Waves Clock (all works 2012) is the most pared down of the four in terms of scenario and narrative, or lack thereof. It depicts, as the title suggests, a generic analog clock face hovering in front of a generic rolling ocean. The two hyperfamiliar images are almost endless in their symbolic associations and formal possibilities; yet arranged in this contrived combination and locked into an endless loop of noninteraction, they feel somehow isolated from all meaning. Just as it is immediately clear from the image’s unreal perfection that the meeting of object and environment never “really” happened, so we find ourselves unable, or unwilling, to dignify its portrayal with even a potential raison d’être.

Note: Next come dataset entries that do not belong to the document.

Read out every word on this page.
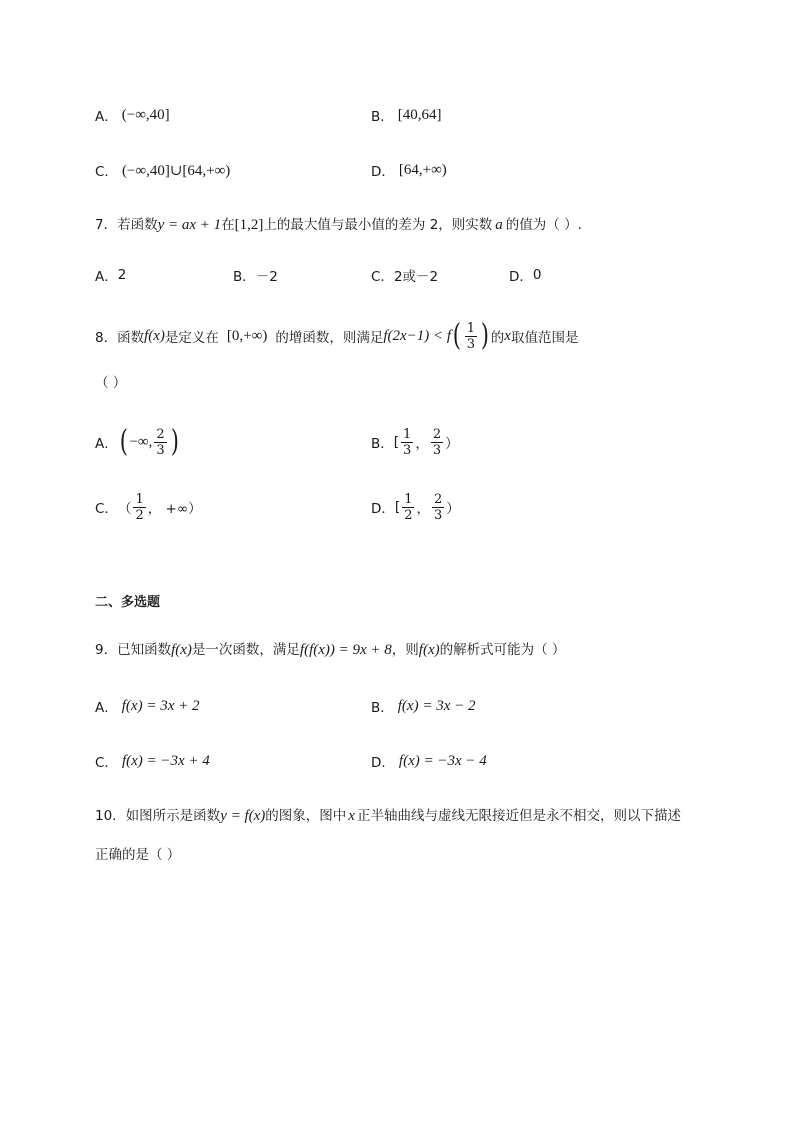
A． (−∞,40]	B． [40,64]
C． (−∞,40]∪[64,+∞)	D． [64,+∞)
7．若函数y = ax + 1在[1,2]上的最大值与最小值的差为 2，则实数 a 的值为（ ）.
A． 2	B． －2	C． 2或－2	D． 0
8． 函数 f(x) 是定义在 [0,+∞) 的增函数，则满足 f(2x−1) < f ( $\frac{1}{3}$ ) 的 x 取值范围是
（ ）
A． ( −∞, $\frac{2}{3}$ )	B． [ $\frac{1}{3}$ ， $\frac{2}{3}$ ）
C． （ $\frac{1}{2}$ ， +∞）	D． [ $\frac{1}{2}$ ， $\frac{2}{3}$ ）
二、多选题
9．已知函数f(x)是一次函数，满足f(f(x)) = 9x + 8，则f(x)的解析式可能为（ ）
A． f(x) = 3x + 2	B． f(x) = 3x − 2
C． f(x) = −3x + 4	D． f(x) = −3x − 4
10．如图所示是函数y = f(x)的图象，图中 x 正半轴曲线与虚线无限接近但是永不相交，则以下描述
正确的是（ ）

The White Room is a more visually complex affair, but equally obstructive. The video’s action consists of an animated sequence in which various objects, including book and CD covers, spin into view; receive a jaunty, somehow slightly 1980s-style digital squiggle as if from an invisible pen; then disappear from the frame again, whirling, bouncing, and zooming off into the virtual void. Each object has been given a different surface treatment—marble, wood grain, chrome—but is otherwise akin to a newly manufactured showroom dummy in its smoothed-over, rounded-off featurelessness. The sound track is a compilation of short, Muzak-like instrumental themes that, while supposedly describing a spectrum of moods, rapidly collapse into the same homogeneity as the visuals. The work is profoundly wearying, yet hard to turn away from.

Magic Hands and De-Employed utilize similarly debased lexicons. In the former, a pair of white-gloved conjuror’s hands repeatedly clasp and unclasp, each motion revealing a new object, image, or effect that hovers in space until replaced by the next in a seemingly endless sequence. In the latter, Bell-Smith’s animation technique reaches some sort of technical apex, as an array of off-the-shelf special effects end every bit of programmed or found footage in a fanciful explosion or screen wipe. There are also subtitles of a sort, a sequence of words that gradually form what might be song lyric mash-ups (EVERYDAY READ THE PAPER CAN RIP IT UP AND START AGAIN). Again, each frame lasts only a few seconds before it is displaced.

Other artists before Bell-Smith have, of course, explored the landscape of boredom. But even if his work is finally just an update, it remains a useful addition to the canon. Itself resistant to “expression,” it functions as a weirdly compelling survey of defunct motifs that somehow stagger on, zombielike, despite their thorough absorption into the rootless, soulless culture of commerce. There’s an energy to the videos that is irresistible in its sheer relentlessness, even as they worry at our unfulfilled expectation of a wonderful wizard behind the screen.